Carnobacterium pleistocenium

Scientific classification
- Domain: Bacteria
- Kingdom: Bacillati
- Phylum: Bacillota
- Class: Bacilli
- Order: Lactobacillales
- Family: Carnobacteriaceae
- Genus: Carnobacterium
- Species: C. pleistocenium
- Binomial name: Carnobacterium pleistocenium Pikuta et al. 2005

= Carnobacterium pleistocenium =

- Authority: Pikuta et al. 2005

Species of bacterium

Carnobacterium pleistocenium is a recently discovered Gram-positive bacterium from the arctic part of Alaska. It was found in permafrost, seemingly frozen there for 32,000 years. Melting the ice, however, brought these extremophiles back to life. This is the first case of an organism "coming back to life" from ancient ice. These bacterial cells were discovered in a tunnel dug by the Army Corps of Engineers in the 1960s to allow scientists to study the permafrost in preparation for the construction of the Trans-Alaska pipeline system.

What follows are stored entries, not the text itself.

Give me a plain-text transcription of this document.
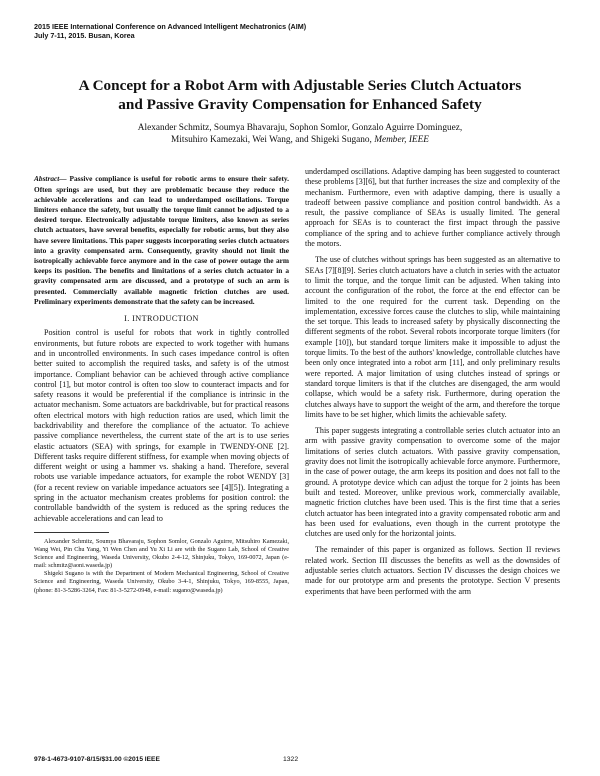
2015 IEEE International Conference on Advanced Intelligent Mechatronics (AIM)
July 7-11, 2015. Busan, Korea
A Concept for a Robot Arm with Adjustable Series Clutch Actuators
and Passive Gravity Compensation for Enhanced Safety
Alexander Schmitz, Soumya Bhavaraju, Sophon Somlor, Gonzalo Aguirre Dominguez,
Mitsuhiro Kamezaki, Wei Wang, and Shigeki Sugano, Member, IEEE

Abstract— Passive compliance is useful for robotic arms to ensure their safety. Often springs are used, but they are problematic because they reduce the achievable accelerations and can lead to underdamped oscillations. Torque limiters enhance the safety, but usually the torque limit cannot be adjusted to a desired torque. Electronically adjustable torque limiters, also known as series clutch actuators, have several benefits, especially for robotic arms, but they also have severe limitations. This paper suggests incorporating series clutch actuators into a gravity compensated arm. Consequently, gravity should not limit the isotropically achievable force anymore and in the case of power outage the arm keeps its position. The benefits and limitations of a series clutch actuator in a gravity compensated arm are discussed, and a prototype of such an arm is presented. Commercially available magnetic friction clutches are used. Preliminary experiments demonstrate that the safety can be increased.

I. INTRODUCTION

Position control is useful for robots that work in tightly controlled environments, but future robots are expected to work together with humans and in uncontrolled environments. In such cases impedance control is often better suited to accomplish the required tasks, and safety is of the utmost importance. Compliant behavior can be achieved through active compliance control [1], but motor control is often too slow to counteract impacts and for safety reasons it would be preferential if the compliance is intrinsic in the actuator mechanism. Some actuators are backdrivable, but for practical reasons often electrical motors with high reduction ratios are used, which limit the backdrivability and therefore the compliance of the actuator. To achieve passive compliance nevertheless, the current state of the art is to use series elastic actuators (SEA) with springs, for example in TWENDY-ONE [2]. Different tasks require different stiffness, for example when moving objects of different weight or using a hammer vs. shaking a hand. Therefore, several robots use variable impedance actuators, for example the robot WENDY [3] (for a recent review on variable impedance actuators see [4][5]). Integrating a spring in the actuator mechanism creates problems for position control: the controllable bandwidth of the system is reduced as the spring reduces the achievable accelerations and can lead to

Alexander Schmitz, Soumya Bhavaraju, Sophon Somlor, Gonzalo Aguirre, Mitsuhiro Kamezaki, Wang Wei, Pin Chu Yang, Yi Wen Chen and Yu Xi Li are with the Sugano Lab, School of Creative Science and Engineering, Waseda University, Okubo 2-4-12, Shinjuku, Tokyo, 169-0072, Japan (e-mail: schmitz@aoni.waseda.jp)

Shigeki Sugano is with the Department of Modern Mechanical Engineering, School of Creative Science and Engineering, Waseda University, Okubo 3-4-1, Shinjuku, Tokyo, 169-8555, Japan, (phone: 81-3-5286-3264, Fax: 81-3-5272-0948, e-mail: sugano@waseda.jp)

underdamped oscillations. Adaptive damping has been suggested to counteract these problems [3][6], but that further increases the size and complexity of the mechanism. Furthermore, even with adaptive damping, there is usually a tradeoff between passive compliance and position control bandwidth. As a result, the passive compliance of SEAs is usually limited. The general approach for SEAs is to counteract the first impact through the passive compliance of the spring and to achieve further compliance actively through the motors.

The use of clutches without springs has been suggested as an alternative to SEAs [7][8][9]. Series clutch actuators have a clutch in series with the actuator to limit the torque, and the torque limit can be adjusted. When taking into account the configuration of the robot, the force at the end effector can be limited to the one required for the current task. Depending on the implementation, excessive forces cause the clutches to slip, while maintaining the set torque. This leads to increased safety by physically disconnecting the different segments of the robot. Several robots incorporate torque limiters (for example [10]), but standard torque limiters make it impossible to adjust the torque limits. To the best of the authors' knowledge, controllable clutches have been only once integrated into a robot arm [11], and only preliminary results were reported. A major limitation of using clutches instead of springs or standard torque limiters is that if the clutches are disengaged, the arm would collapse, which would be a safety risk. Furthermore, during operation the clutches always have to support the weight of the arm, and therefore the torque limits have to be set higher, which limits the achievable safety.

This paper suggests integrating a controllable series clutch actuator into an arm with passive gravity compensation to overcome some of the major limitations of series clutch actuators. With passive gravity compensation, gravity does not limit the isotropically achievable force anymore. Furthermore, in the case of power outage, the arm keeps its position and does not fall to the ground. A prototype device which can adjust the torque for 2 joints has been built and tested. Moreover, unlike previous work, commercially available, magnetic friction clutches have been used. This is the first time that a series clutch actuator has been integrated into a gravity compensated robotic arm and has been used for evaluations, even though in the current prototype the clutches are used only for the horizontal joints.

The remainder of this paper is organized as follows. Section II reviews related work. Section III discusses the benefits as well as the downsides of adjustable series clutch actuators. Section IV discusses the design choices we made for our prototype arm and presents the prototype. Section V presents experiments that have been performed with the arm

978-1-4673-9107-8/15/$31.00 ©2015 IEEE	1322
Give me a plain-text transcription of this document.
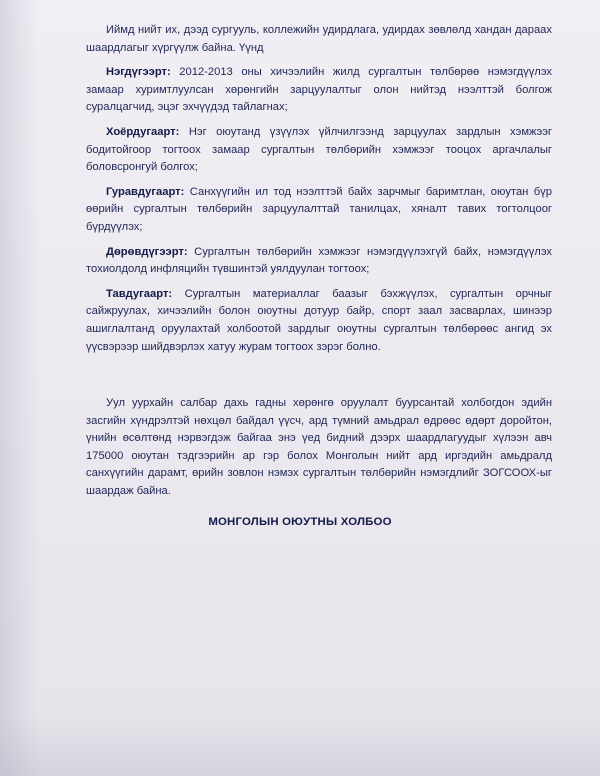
Иймд нийт их, дээд сургууль, коллежийн удирдлага, удирдах зөвлөлд хандан дараах шаардлагыг хүргүүлж байна. Үүнд

Нэгдүгээрт: 2012-2013 оны хичээлийн жилд сургалтын төлбөрөө нэмэгдүүлэх замаар хуримтлуулсан хөрөнгийн зарцуулалтыг олон нийтэд нээлттэй болгож суралцагчид, эцэг эхчүүдэд тайлагнах;

Хоёрдугаарт: Нэг оюутанд үзүүлэх үйлчилгээнд зарцуулах зардлын хэмжээг бодитойгоор тогтоох замаар сургалтын төлбөрийн хэмжээг тооцох аргачлалыг боловсронгуй болгох;

Гуравдугаарт: Санхүүгийн ил тод нээлттэй байх зарчмыг баримтлан, оюутан бүр өөрийн сургалтын төлбөрийн зарцуулалттай танилцах, хяналт тавих тогтолцоог бүрдүүлэх;

Дөрөвдүгээрт: Сургалтын төлбөрийн хэмжээг нэмэгдүүлэхгүй байх, нэмэгдүүлэх тохиолдолд инфляцийн түвшинтэй уялдуулан тогтоох;

Тавдугаарт: Сургалтын материаллаг баазыг бэхжүүлэх, сургалтын орчныг сайжруулах, хичээлийн болон оюутны дотуур байр, спорт заал засварлах, шинээр ашиглалтанд оруулахтай холбоотой зардлыг оюутны сургалтын төлбөрөөс ангид эх үүсвэрээр шийдвэрлэх хатуу журам тогтоох зэрэг болно.

Уул уурхайн салбар дахь гадны хөрөнгө оруулалт буурсантай холбогдон эдийн засгийн хүндрэлтэй нөхцөл байдал үүсч, ард түмний амьдрал өдрөөс өдөрт доройтон, үнийн өсөлтөнд нэрвэгдэж байгаа энэ үед бидний дээрх шаардлагуудыг хүлээн авч 175000 оюутан тэдгээрийн ар гэр болох Монголын нийт ард иргэдийн амьдралд санхүүгийн дарамт, өрийн зовлон нэмэх сургалтын төлбөрийн нэмэгдлийг ЗОГСООХ-ыг шаардаж байна.

МОНГОЛЫН ОЮУТНЫ ХОЛБОО
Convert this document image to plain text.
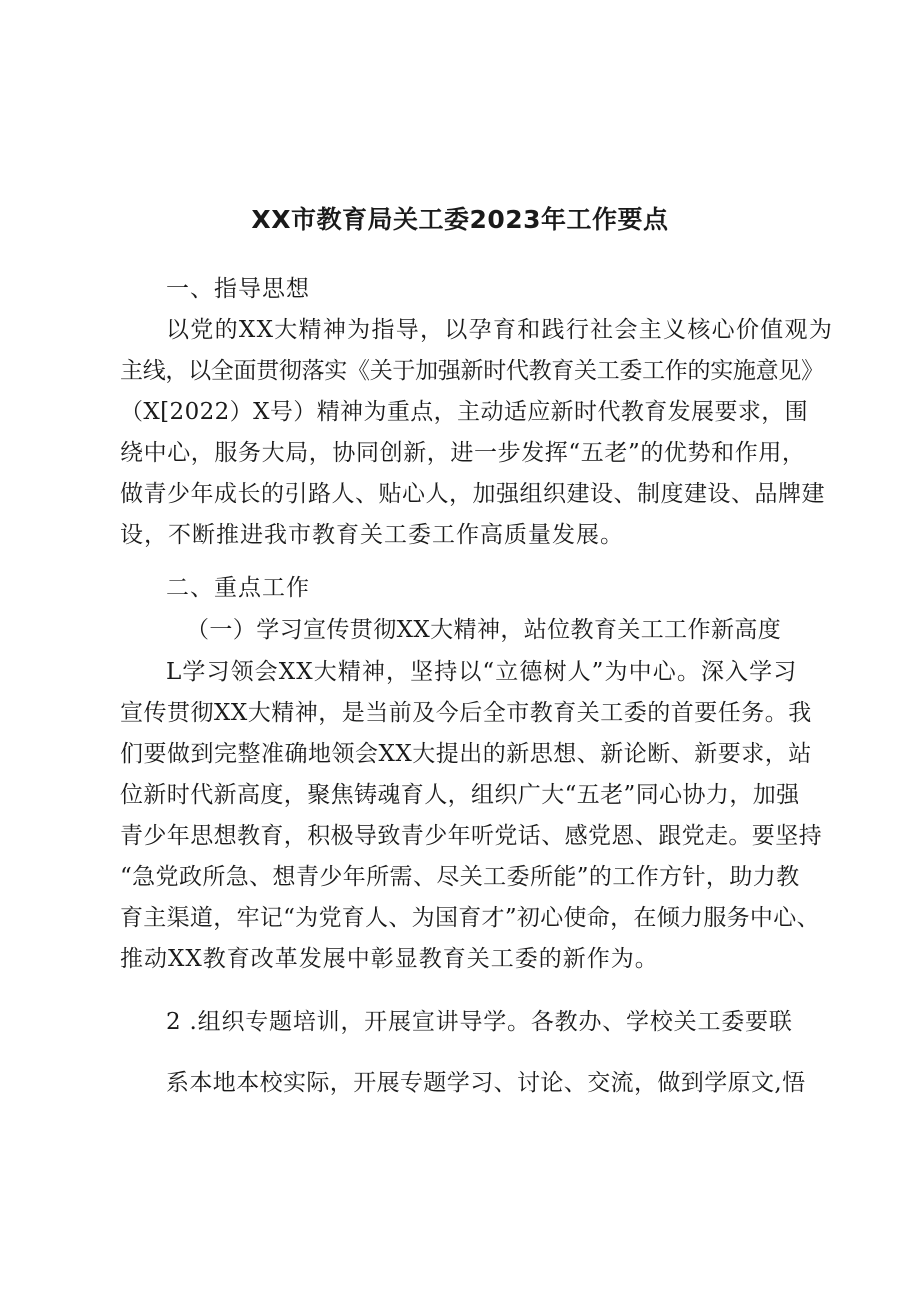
XX市教育局关工委2023年工作要点

一、指导思想

以党的XX大精神为指导，以孕育和践行社会主义核心价值观为
主线，以全面贯彻落实《关于加强新时代教育关工委工作的实施意见》
（X[2022）X号）精神为重点，主动适应新时代教育发展要求，围
绕中心，服务大局，协同创新，进一步发挥“五老”的优势和作用，
做青少年成长的引路人、贴心人，加强组织建设、制度建设、品牌建
设，不断推进我市教育关工委工作高质量发展。

二、重点工作

（一）学习宣传贯彻XX大精神，站位教育关工工作新高度

L学习领会XX大精神，坚持以“立德树人”为中心。深入学习
宣传贯彻XX大精神，是当前及今后全市教育关工委的首要任务。我
们要做到完整准确地领会XX大提出的新思想、新论断、新要求，站
位新时代新高度，聚焦铸魂育人，组织广大“五老”同心协力，加强
青少年思想教育，积极导致青少年听党话、感党恩、跟党走。要坚持
“急党政所急、想青少年所需、尽关工委所能”的工作方针，助力教
育主渠道，牢记“为党育人、为国育才”初心使命，在倾力服务中心、
推动XX教育改革发展中彰显教育关工委的新作为。

2 .组织专题培训，开展宣讲导学。各教办、学校关工委要联

系本地本校实际，开展专题学习、讨论、交流，做到学原文,悟
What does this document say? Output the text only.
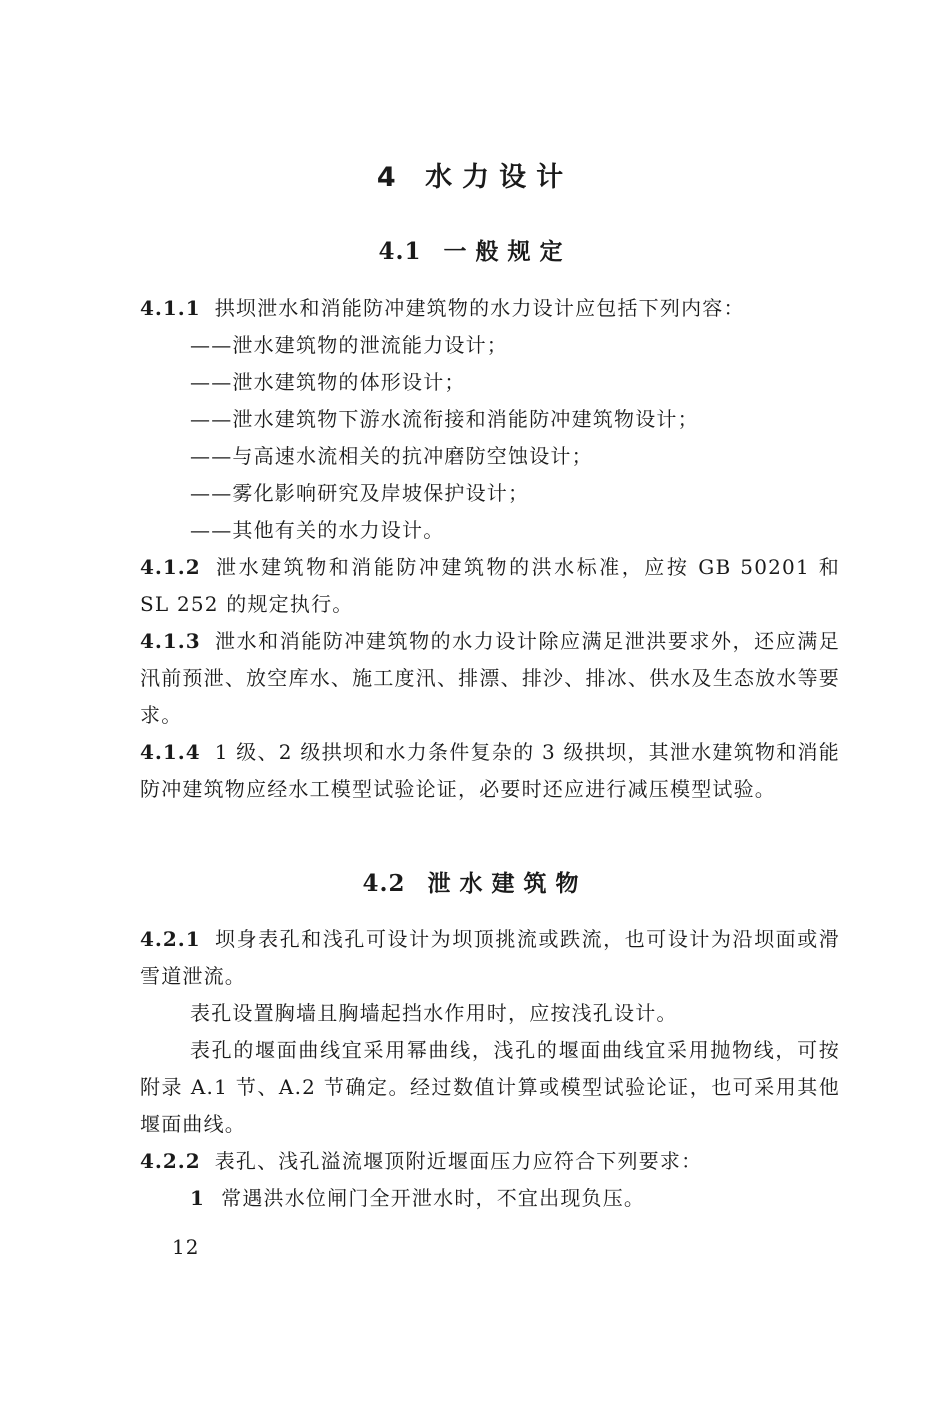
4 水力设计
4.1 一般规定

4.1.1 拱坝泄水和消能防冲建筑物的水力设计应包括下列内容：

——泄水建筑物的泄流能力设计；

——泄水建筑物的体形设计；

——泄水建筑物下游水流衔接和消能防冲建筑物设计；

——与高速水流相关的抗冲磨防空蚀设计；

——雾化影响研究及岸坡保护设计；

——其他有关的水力设计。

4.1.2 泄水建筑物和消能防冲建筑物的洪水标准，应按 GB 50201 和 SL 252 的规定执行。

4.1.3 泄水和消能防冲建筑物的水力设计除应满足泄洪要求外，还应满足汛前预泄、放空库水、施工度汛、排漂、排沙、排冰、供水及生态放水等要求。

4.1.4 1 级、2 级拱坝和水力条件复杂的 3 级拱坝，其泄水建筑物和消能防冲建筑物应经水工模型试验论证，必要时还应进行减压模型试验。

4.2 泄水建筑物

4.2.1 坝身表孔和浅孔可设计为坝顶挑流或跌流，也可设计为沿坝面或滑雪道泄流。

表孔设置胸墙且胸墙起挡水作用时，应按浅孔设计。

表孔的堰面曲线宜采用幂曲线，浅孔的堰面曲线宜采用抛物线，可按附录 A.1 节、A.2 节确定。经过数值计算或模型试验论证，也可采用其他堰面曲线。

4.2.2 表孔、浅孔溢流堰顶附近堰面压力应符合下列要求：

1 常遇洪水位闸门全开泄水时，不宜出现负压。

12
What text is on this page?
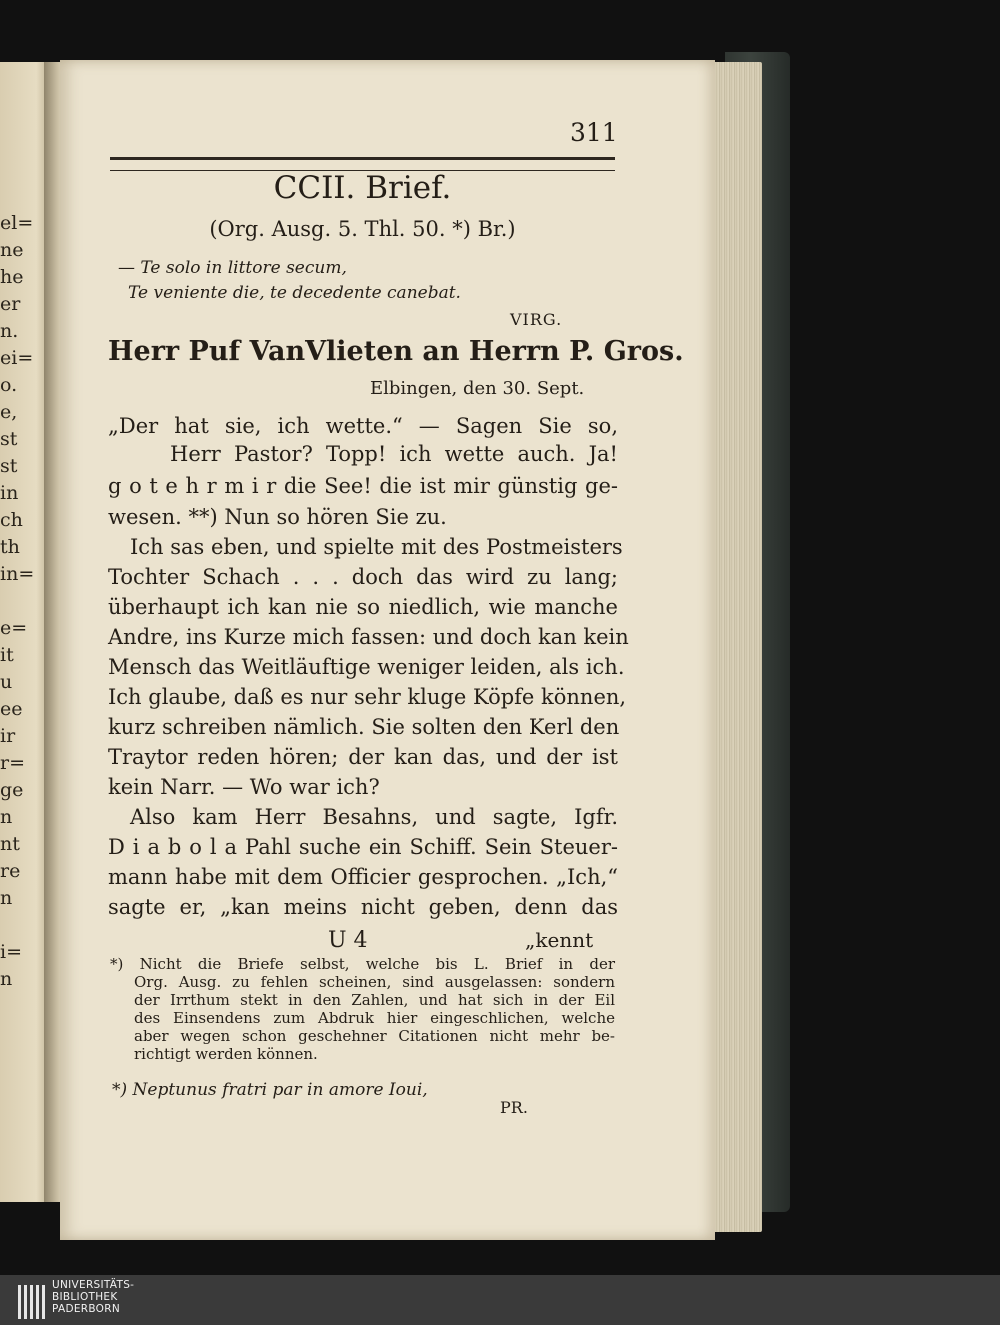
el=
ne
he
er
n.
ei=
o.
e,
st
st
in
ch
th
in=
e=
it
u
ee
ir
r=
ge
n
nt
re
n
i=
n
311
CCII. Brief.
(Org. Ausg. 5. Thl. 50. *) Br.)
— Te solo in littore secum,
Te veniente die, te decedente canebat.
VIRG.
Herr Puf VanVlieten an Herrn P. Gros.
Elbingen, den 30. Sept.
„Der hat sie, ich wette.“ — Sagen Sie so,
Herr Pastor? Topp! ich wette auch. Ja!
g o t e h r m i r die See! die ist mir günstig ge-
wesen. **) Nun so hören Sie zu.
Ich sas eben, und spielte mit des Postmeisters
Tochter Schach . . . doch das wird zu lang;
überhaupt ich kan nie so niedlich, wie manche
Andre, ins Kurze mich fassen: und doch kan kein
Mensch das Weitläuftige weniger leiden, als ich.
Ich glaube, daß es nur sehr kluge Köpfe können,
kurz schreiben nämlich. Sie solten den Kerl den
Traytor reden hören; der kan das, und der ist
kein Narr. — Wo war ich?
Also kam Herr Besahns, und sagte, Igfr.
D i a b o l a Pahl suche ein Schiff. Sein Steuer-
mann habe mit dem Officier gesprochen. „Ich,“
sagte er, „kan meins nicht geben, denn das
U 4	„kennt
*) Nicht die Briefe selbst, welche bis L. Brief in der
Org. Ausg. zu fehlen scheinen, sind ausgelassen: sondern
der Irrthum stekt in den Zahlen, und hat sich in der Eil
des Einsendens zum Abdruk hier eingeschlichen, welche
aber wegen schon geschehner Citationen nicht mehr be-
richtigt werden können.
*) Neptunus fratri par in amore Ioui,
PR.
UNIVERSITÄTS-
BIBLIOTHEK
PADERBORN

The discovery of this bacterium is of particular interest for NASA, for it may be possible for such life to exist in the permafrost of Mars or on the surface of Europa. It is also of interest for scientists investigating the potential for cryogenically freezing life forms to reduce the transportation costs (in terms of life support systems) that would be associated with long-duration space travel.